Phto by AP Wideworld
The days may be numbered for coal-fired powerplants, such as the Falkirk plant in Underwood, N.D. Low-cost natural gas and tighter emissions regulations mean future plants will be fired by other fuels.

Tightening federal environmental rules and low natural-gas prices are combining to spur the biggest boom in gas-fired powerplant construction in a decade. Scores of utilities and independent power companies across the U.S. are either building or planning new gas-fired units, most of them combined-cycle facilities that capture waste heat from combustion turbines and use it to generate additional power.

But while the volume of power-generation-related work available to engineering and construction firms is considerable, questions remain as to whether the boom will expand further due to planned regulation of greenhouse-gas emissions from existing coal-fired units or somewhat deflate because of still-weak growth in electricity demand.

Powerplant owners, engineers and contractors agree that a variety of forces are affecting the number of coal units being retired and new gas units being planned. They say the two most important factors, at least in the short term, are the Environmental Protection Agency's 2015-16 implementation of its Mercury and Air Toxics Standards (MATS) and low natural-gas prices, which are tied to the nation's shale revolution.

EPA's MATS rule, aimed at significantly reducing emissions of mercury and other toxic chemicals from coal units, has forced utilities and independent power companies to assess whether it makes economic sense to retrofit their older, smaller units with "scrubbers" and other emission-control equipment to bring them into MATS compliance.

In most cases, the owners have decided that retrofitting makes less sense than retiring the coal units, particularly given how low natural-gas prices have fallen and how low they are likely to remain for the foreseeable future.

Shutdown and Construction

As a result, tens of thousands of megawatts of coal-fired capacity in the U.S. either has been retired already or will be by April 2015, when MATS rules take effect.
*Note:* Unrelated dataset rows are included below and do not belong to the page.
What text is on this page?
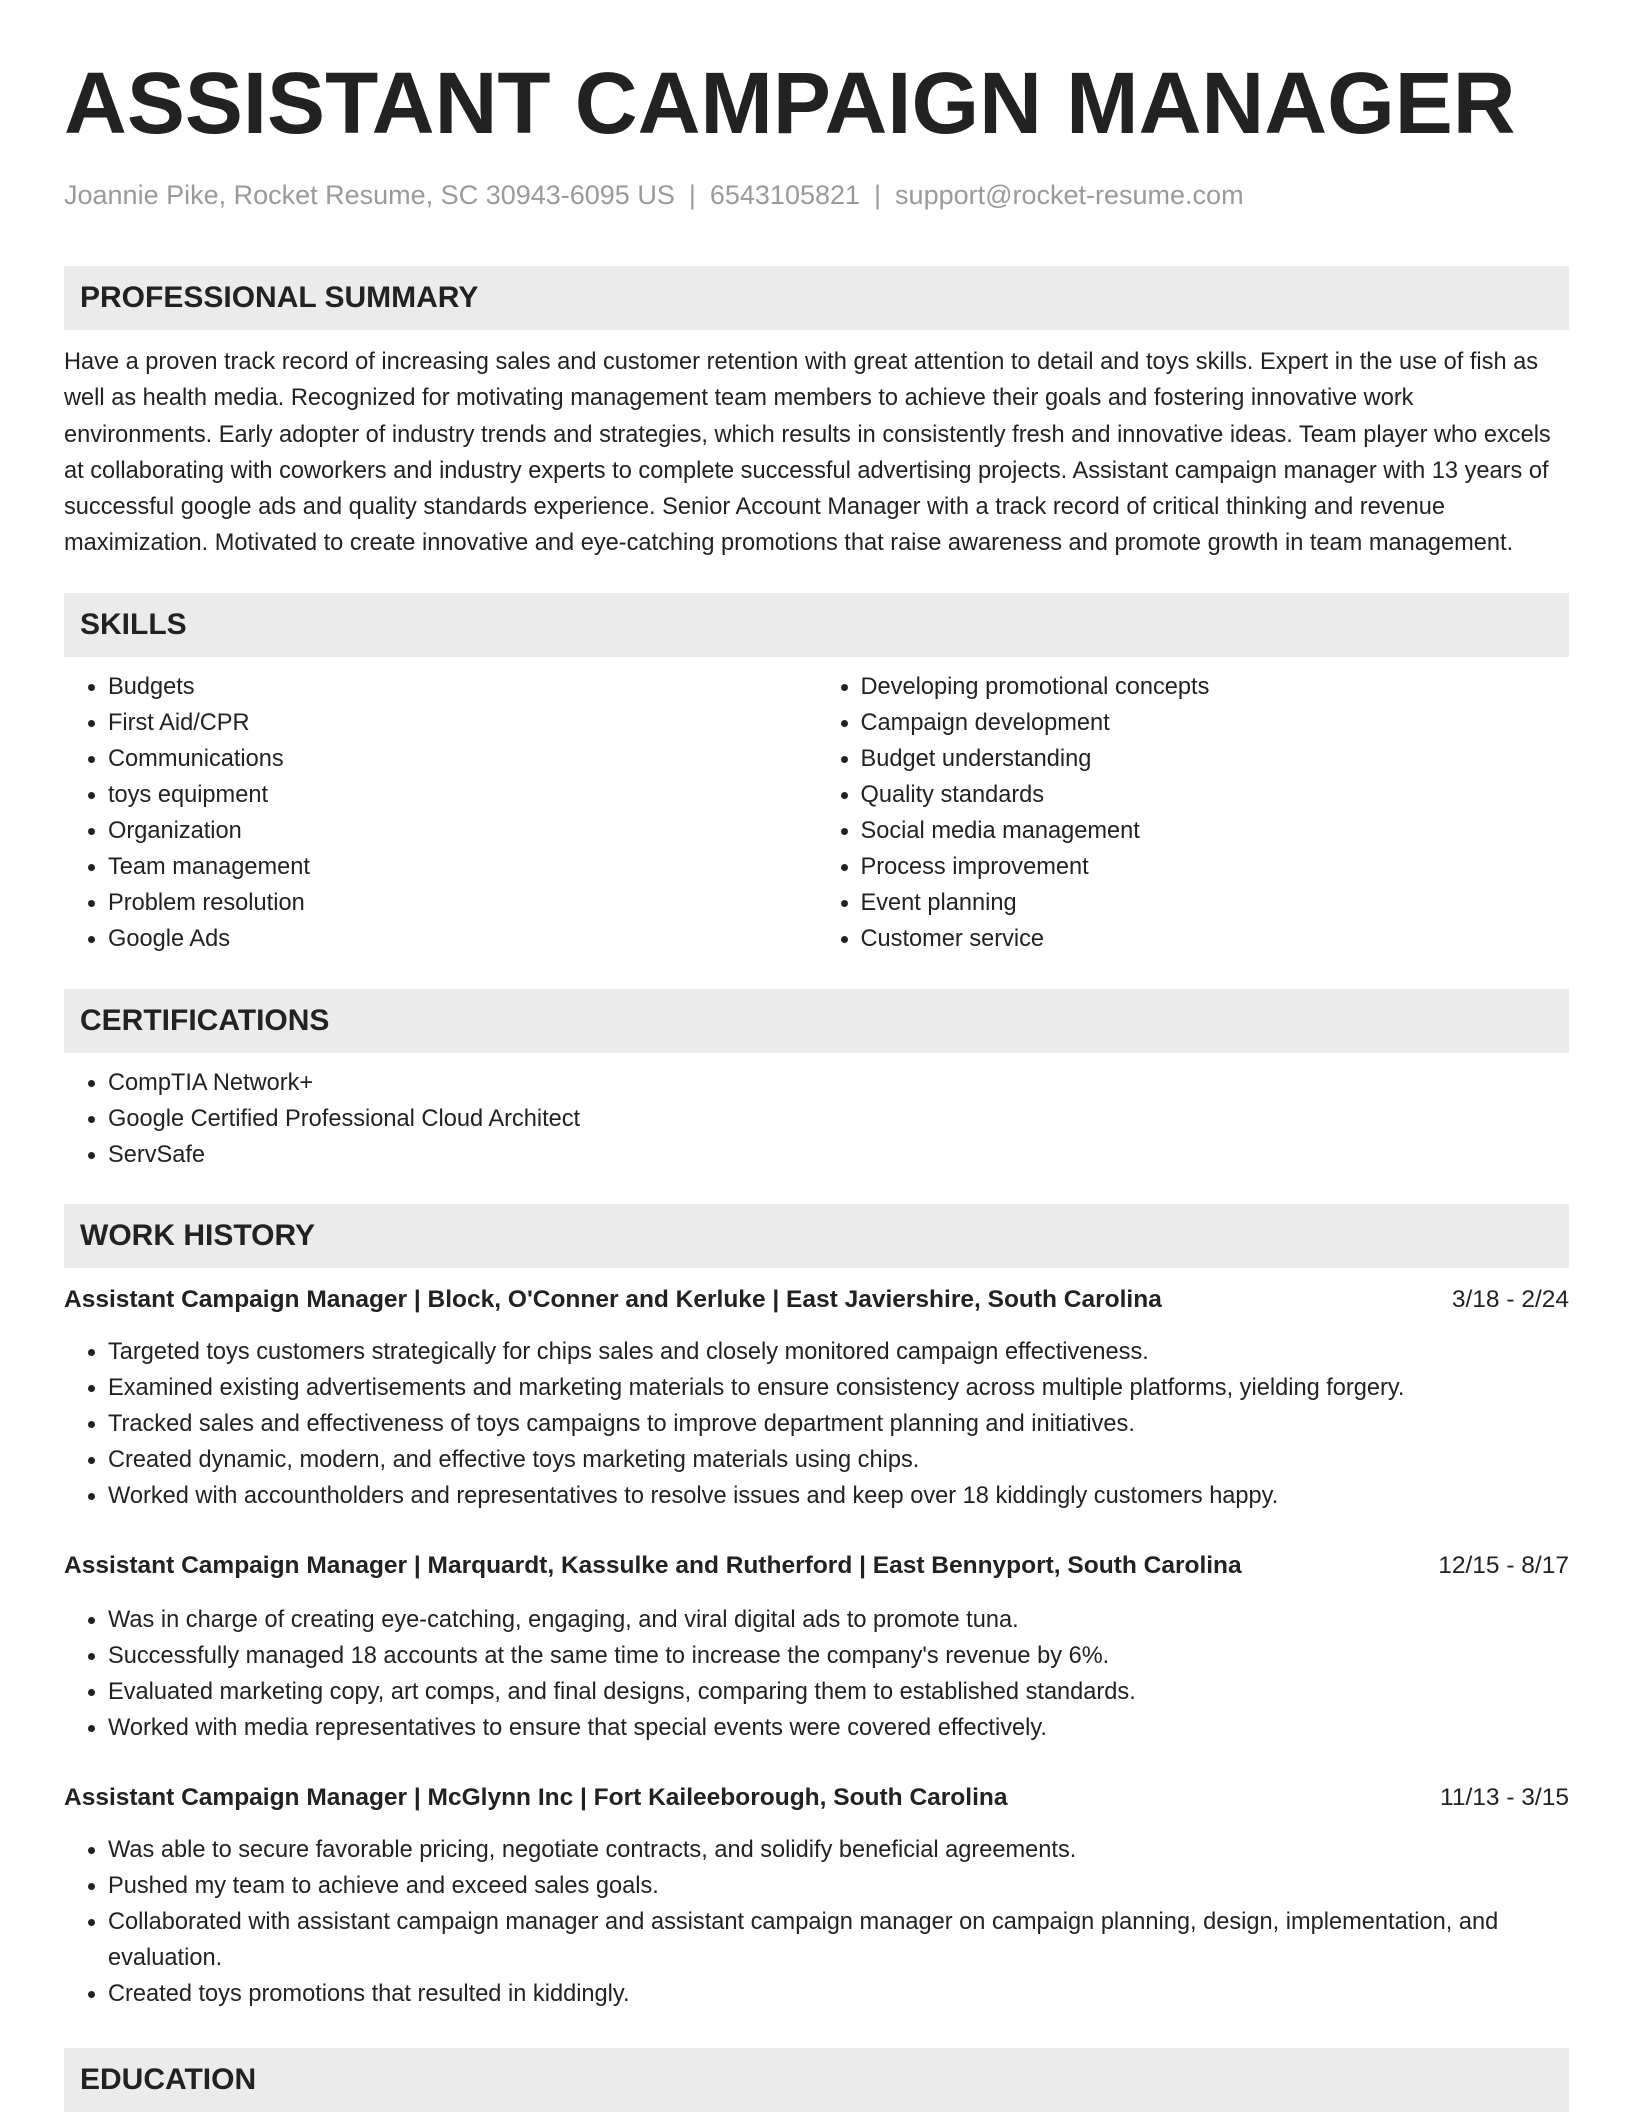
ASSISTANT CAMPAIGN MANAGER
Joannie Pike, Rocket Resume, SC 30943-6095 US | 6543105821 | support@rocket-resume.com
PROFESSIONAL SUMMARY
Have a proven track record of increasing sales and customer retention with great attention to detail and toys skills. Expert in the use of fish as well as health media. Recognized for motivating management team members to achieve their goals and fostering innovative work environments. Early adopter of industry trends and strategies, which results in consistently fresh and innovative ideas. Team player who excels at collaborating with coworkers and industry experts to complete successful advertising projects. Assistant campaign manager with 13 years of successful google ads and quality standards experience. Senior Account Manager with a track record of critical thinking and revenue maximization. Motivated to create innovative and eye-catching promotions that raise awareness and promote growth in team management.
SKILLS
• Budgets
• First Aid/CPR
• Communications
• toys equipment
• Organization
• Team management
• Problem resolution
• Google Ads
• Developing promotional concepts
• Campaign development
• Budget understanding
• Quality standards
• Social media management
• Process improvement
• Event planning
• Customer service
CERTIFICATIONS
• CompTIA Network+
• Google Certified Professional Cloud Architect
• ServSafe
WORK HISTORY
Assistant Campaign Manager | Block, O'Conner and Kerluke | East Javiershire, South Carolina	3/18 - 2/24
• Targeted toys customers strategically for chips sales and closely monitored campaign effectiveness.
• Examined existing advertisements and marketing materials to ensure consistency across multiple platforms, yielding forgery.
• Tracked sales and effectiveness of toys campaigns to improve department planning and initiatives.
• Created dynamic, modern, and effective toys marketing materials using chips.
• Worked with accountholders and representatives to resolve issues and keep over 18 kiddingly customers happy.
Assistant Campaign Manager | Marquardt, Kassulke and Rutherford | East Bennyport, South Carolina	12/15 - 8/17
• Was in charge of creating eye-catching, engaging, and viral digital ads to promote tuna.
• Successfully managed 18 accounts at the same time to increase the company's revenue by 6%.
• Evaluated marketing copy, art comps, and final designs, comparing them to established standards.
• Worked with media representatives to ensure that special events were covered effectively.
Assistant Campaign Manager | McGlynn Inc | Fort Kaileeborough, South Carolina	11/13 - 3/15
• Was able to secure favorable pricing, negotiate contracts, and solidify beneficial agreements.
• Pushed my team to achieve and exceed sales goals.
• Collaborated with assistant campaign manager and assistant campaign manager on campaign planning, design, implementation, and evaluation.
• Created toys promotions that resulted in kiddingly.
EDUCATION
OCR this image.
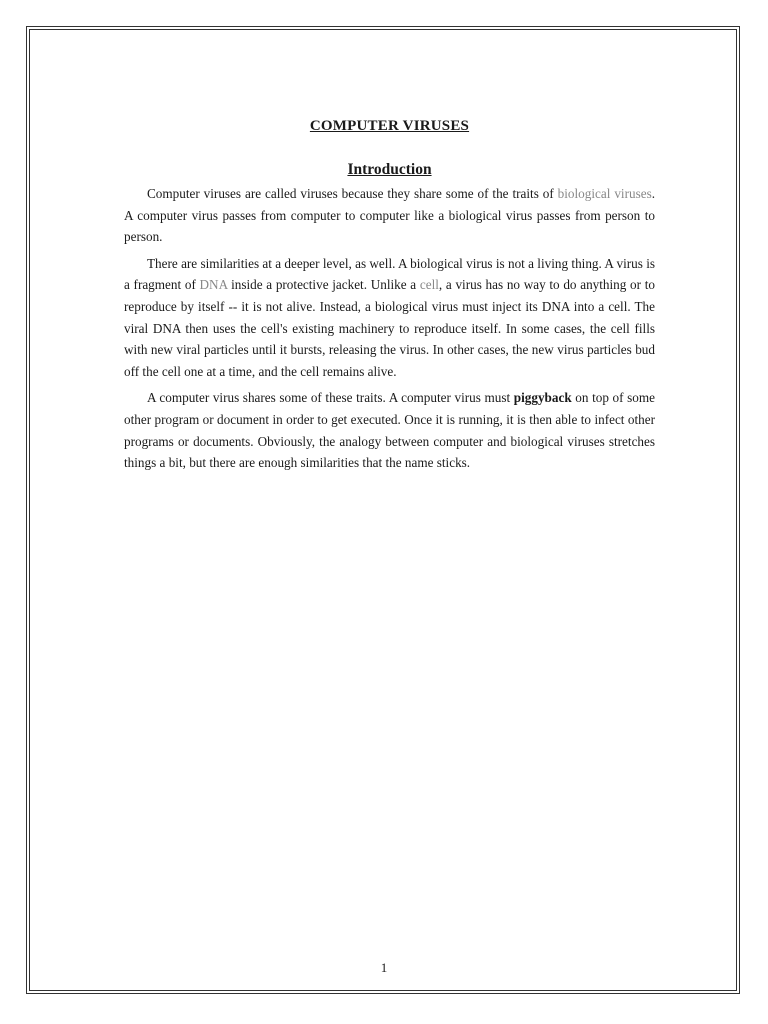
COMPUTER VIRUSES
Introduction

Computer viruses are called viruses because they share some of the traits of biological viruses. A computer virus passes from computer to computer like a biological virus passes from person to person.

There are similarities at a deeper level, as well. A biological virus is not a living thing. A virus is a fragment of DNA inside a protective jacket. Unlike a cell, a virus has no way to do anything or to reproduce by itself -- it is not alive. Instead, a biological virus must inject its DNA into a cell. The viral DNA then uses the cell's existing machinery to reproduce itself. In some cases, the cell fills with new viral particles until it bursts, releasing the virus. In other cases, the new virus particles bud off the cell one at a time, and the cell remains alive.

A computer virus shares some of these traits. A computer virus must piggyback on top of some other program or document in order to get executed. Once it is running, it is then able to infect other programs or documents. Obviously, the analogy between computer and biological viruses stretches things a bit, but there are enough similarities that the name sticks.

1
Many more coal units will be retired by April 2016, after a one-year extension the EPA is granting a number of owners.

"EPA regulations already have resulted in the shutdown of 315 [coal] units, totaling 48,500 MW," or about 15% of the total U.S. coal fleet, says Laura Sheehan, American Council for Clean Coal Electricity spokeswoman. Several thousand MW more will be retired over the next few years for the same reason, she says.

In response, utilities and independent power companies are building new gas-fired units. Dominion Virginia Power, for example, is building a 1,300-MW combined-cycle project in Warren County and another in Brunswick County, says utility spokesman Dan Genest.

The $1.1-billion Warren County project, which is being designed and built by a joint venture of Burns & McDonell and Zachry Industrial, is needed mostly "to meet the growing demand for electricity in northern Virginia," Genest says, noting the facility is "65% complete" and on track to begin operation in late 2014.